When it comes to living in the Executive Mansion, the First Lady tells Time magazine for its latest issue, on sale Friday, “It has been the greatest single benefit of this for us as a family. It means that we see each other every day. And that hasn’t happened for most of the kids’ lifetime.”

As the wife of Illinois’s junior senator, Mrs. Obama was once asked if she would consider a move to Washington, D.C. “I was like, no,” she remembers. Now, she’s enjoying having the man of the house at home.

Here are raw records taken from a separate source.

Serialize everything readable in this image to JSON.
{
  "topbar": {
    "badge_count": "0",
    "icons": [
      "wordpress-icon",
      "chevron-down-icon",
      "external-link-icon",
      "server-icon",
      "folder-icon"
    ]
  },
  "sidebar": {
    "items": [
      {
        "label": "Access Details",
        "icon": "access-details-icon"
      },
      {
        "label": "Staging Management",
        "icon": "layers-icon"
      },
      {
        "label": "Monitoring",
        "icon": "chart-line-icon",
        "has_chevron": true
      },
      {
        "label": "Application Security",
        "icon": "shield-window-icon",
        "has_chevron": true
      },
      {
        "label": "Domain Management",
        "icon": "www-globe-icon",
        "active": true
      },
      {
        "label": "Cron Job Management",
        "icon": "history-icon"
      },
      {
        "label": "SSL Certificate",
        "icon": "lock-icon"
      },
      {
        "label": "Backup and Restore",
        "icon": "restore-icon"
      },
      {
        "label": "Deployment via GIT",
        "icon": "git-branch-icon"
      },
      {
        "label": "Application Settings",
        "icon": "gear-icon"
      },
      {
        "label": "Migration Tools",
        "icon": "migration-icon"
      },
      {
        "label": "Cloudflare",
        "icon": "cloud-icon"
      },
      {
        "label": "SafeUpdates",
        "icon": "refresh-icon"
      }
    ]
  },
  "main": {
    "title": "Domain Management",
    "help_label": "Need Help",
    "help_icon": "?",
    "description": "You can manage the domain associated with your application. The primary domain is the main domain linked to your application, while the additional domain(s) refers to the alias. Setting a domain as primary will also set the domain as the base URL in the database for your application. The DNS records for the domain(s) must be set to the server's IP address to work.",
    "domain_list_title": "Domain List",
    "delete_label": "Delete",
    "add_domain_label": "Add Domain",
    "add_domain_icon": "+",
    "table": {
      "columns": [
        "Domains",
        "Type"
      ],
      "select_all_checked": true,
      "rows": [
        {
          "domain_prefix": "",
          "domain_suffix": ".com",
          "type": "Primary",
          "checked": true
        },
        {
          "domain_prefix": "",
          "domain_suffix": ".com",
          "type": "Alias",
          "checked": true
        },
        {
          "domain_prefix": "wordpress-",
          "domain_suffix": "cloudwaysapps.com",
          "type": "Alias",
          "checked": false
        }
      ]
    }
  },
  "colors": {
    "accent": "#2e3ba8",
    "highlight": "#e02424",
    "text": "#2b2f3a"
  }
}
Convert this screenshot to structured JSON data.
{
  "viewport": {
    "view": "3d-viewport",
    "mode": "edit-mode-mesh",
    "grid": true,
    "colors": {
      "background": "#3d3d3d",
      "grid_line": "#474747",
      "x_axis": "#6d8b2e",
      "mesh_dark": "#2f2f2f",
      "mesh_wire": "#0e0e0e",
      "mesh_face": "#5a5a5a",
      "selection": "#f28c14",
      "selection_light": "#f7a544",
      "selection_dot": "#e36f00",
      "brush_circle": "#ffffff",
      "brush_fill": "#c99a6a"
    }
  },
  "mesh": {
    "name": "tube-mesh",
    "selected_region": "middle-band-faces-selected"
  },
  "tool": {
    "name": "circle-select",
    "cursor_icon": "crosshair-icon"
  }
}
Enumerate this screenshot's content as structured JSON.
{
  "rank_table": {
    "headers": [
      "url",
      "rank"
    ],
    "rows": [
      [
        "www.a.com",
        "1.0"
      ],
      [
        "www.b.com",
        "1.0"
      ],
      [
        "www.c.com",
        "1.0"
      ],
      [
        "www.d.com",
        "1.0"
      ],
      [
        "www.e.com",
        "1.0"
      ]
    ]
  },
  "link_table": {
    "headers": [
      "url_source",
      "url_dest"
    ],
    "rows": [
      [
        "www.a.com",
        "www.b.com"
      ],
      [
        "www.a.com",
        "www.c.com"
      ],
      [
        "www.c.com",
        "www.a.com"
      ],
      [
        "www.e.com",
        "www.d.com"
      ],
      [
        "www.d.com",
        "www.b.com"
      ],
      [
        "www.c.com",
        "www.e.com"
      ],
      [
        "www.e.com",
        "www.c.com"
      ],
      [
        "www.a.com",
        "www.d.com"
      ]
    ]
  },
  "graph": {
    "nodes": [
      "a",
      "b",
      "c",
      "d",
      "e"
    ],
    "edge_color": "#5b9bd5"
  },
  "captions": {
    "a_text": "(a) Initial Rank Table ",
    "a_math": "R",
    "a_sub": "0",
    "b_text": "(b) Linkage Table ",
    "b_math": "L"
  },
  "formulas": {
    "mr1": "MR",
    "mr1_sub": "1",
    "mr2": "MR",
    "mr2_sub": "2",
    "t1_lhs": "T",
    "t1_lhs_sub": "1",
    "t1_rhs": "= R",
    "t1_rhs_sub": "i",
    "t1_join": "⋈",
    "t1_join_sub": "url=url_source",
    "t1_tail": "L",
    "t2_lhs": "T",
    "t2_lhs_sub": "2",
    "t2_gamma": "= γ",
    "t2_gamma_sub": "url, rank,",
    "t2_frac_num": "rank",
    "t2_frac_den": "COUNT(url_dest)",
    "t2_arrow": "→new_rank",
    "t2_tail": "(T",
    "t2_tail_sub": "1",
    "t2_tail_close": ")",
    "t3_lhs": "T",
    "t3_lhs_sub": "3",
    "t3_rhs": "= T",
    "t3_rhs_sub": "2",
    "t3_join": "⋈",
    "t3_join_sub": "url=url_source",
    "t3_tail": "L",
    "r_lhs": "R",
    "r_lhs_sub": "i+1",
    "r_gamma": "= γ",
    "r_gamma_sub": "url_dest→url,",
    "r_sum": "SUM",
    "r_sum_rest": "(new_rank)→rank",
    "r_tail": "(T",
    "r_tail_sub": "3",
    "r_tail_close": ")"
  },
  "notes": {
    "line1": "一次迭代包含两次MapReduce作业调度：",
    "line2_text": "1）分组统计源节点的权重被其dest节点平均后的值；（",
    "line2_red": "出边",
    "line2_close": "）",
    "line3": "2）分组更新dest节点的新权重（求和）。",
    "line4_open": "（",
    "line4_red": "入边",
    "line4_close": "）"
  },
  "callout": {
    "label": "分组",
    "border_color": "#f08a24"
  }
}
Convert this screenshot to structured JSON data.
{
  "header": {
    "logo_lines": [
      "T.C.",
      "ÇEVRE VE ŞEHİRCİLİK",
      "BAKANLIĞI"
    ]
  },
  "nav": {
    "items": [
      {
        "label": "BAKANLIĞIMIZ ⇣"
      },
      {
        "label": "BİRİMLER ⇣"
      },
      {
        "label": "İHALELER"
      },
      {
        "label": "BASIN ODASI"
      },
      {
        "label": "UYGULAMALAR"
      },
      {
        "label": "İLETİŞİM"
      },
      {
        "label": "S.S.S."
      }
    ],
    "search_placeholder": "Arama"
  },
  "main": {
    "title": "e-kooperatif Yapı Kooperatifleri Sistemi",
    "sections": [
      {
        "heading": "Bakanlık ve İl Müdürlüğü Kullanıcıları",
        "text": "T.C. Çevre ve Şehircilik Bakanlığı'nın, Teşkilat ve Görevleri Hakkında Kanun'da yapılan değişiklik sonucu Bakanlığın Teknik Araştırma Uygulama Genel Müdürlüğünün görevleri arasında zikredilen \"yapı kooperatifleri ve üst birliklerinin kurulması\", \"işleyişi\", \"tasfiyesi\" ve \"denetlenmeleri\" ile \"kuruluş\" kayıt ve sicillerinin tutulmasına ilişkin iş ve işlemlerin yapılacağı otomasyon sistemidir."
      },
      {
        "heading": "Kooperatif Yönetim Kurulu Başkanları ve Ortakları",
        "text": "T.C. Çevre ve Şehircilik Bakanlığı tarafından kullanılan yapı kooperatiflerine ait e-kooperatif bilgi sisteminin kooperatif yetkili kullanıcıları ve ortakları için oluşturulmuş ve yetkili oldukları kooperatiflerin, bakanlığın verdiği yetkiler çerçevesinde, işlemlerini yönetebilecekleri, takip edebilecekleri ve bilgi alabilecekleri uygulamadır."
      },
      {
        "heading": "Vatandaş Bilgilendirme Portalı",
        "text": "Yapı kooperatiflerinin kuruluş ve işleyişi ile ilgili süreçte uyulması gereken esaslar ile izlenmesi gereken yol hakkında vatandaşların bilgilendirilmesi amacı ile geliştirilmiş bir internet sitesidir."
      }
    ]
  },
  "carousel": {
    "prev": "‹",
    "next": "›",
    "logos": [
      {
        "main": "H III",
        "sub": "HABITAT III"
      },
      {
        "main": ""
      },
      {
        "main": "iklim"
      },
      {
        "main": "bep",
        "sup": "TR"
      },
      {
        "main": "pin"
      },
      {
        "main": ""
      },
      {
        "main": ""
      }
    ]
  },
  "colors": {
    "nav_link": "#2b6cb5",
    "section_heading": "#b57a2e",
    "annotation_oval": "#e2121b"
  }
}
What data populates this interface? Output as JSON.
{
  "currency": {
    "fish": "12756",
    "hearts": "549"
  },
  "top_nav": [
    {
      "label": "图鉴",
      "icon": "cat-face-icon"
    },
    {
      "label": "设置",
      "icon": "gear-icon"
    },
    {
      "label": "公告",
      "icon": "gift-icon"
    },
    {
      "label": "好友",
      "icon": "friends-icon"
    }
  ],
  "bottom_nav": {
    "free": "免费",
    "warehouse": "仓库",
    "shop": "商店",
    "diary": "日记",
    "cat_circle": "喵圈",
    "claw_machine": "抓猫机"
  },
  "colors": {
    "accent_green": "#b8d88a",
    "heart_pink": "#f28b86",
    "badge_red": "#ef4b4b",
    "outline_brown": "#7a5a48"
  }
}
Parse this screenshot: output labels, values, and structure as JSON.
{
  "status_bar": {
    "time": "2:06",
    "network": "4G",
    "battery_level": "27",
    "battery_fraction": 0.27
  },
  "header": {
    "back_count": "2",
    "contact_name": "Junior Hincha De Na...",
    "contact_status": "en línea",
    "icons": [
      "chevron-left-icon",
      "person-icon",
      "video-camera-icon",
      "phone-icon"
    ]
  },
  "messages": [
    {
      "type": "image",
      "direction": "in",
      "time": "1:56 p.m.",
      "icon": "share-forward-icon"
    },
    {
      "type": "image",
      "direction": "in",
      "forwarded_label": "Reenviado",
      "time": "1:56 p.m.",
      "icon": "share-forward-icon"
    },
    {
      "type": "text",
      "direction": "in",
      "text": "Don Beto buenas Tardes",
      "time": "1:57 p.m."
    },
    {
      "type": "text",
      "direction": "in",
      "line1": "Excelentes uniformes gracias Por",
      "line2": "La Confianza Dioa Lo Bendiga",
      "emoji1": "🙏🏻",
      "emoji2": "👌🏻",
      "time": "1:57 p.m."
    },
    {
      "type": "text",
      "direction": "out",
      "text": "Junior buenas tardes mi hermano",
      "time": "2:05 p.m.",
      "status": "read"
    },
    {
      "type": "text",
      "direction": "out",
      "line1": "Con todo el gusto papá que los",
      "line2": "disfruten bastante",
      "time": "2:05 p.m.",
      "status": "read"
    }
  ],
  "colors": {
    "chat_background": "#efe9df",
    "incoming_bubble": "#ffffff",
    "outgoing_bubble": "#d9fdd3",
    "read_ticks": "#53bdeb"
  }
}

“It’s rare [for most families] to have dad at home for dinner, to see him in the mornings, to have him there when you go to bed at night, just to be able to have the casual conversations that happen about life at dinnertime,” says Mrs. Obama. “That’s been terrific. It’s normal. It’s more normal than we’ve had for a very long time

President Takes ‘Michelle Time’

Still, it is the White House. On maintaining their perspective and keeping the family intact, Mrs. Obama says, “We stay 100 percent in their world all the time. And I don’t know if you understand that, but their lives are very disconnected from this [place]. You can do that with kids when they are young, because they just don’t care.”

The Chief Executive agrees. “Among the many wonderful things about being President,” Barack Obama tells Time, “the best is that I get to live above the office and see Michelle and the kids every day. I see them in the morning. We have dinner every night. It is the thing that sustains me.”

He also takes work breaks for what he terms “Michelle time,” when retreats from his office to the residence. Every now and then, his wife shows up in the West Wing with family dog Bo or the kids for what the magazine calls “a brief but lively interruption.”

“And if the kids really, really need to see him, they can,” she says. “They’re free to walk in. They’re welcome wherever they want to go around here.”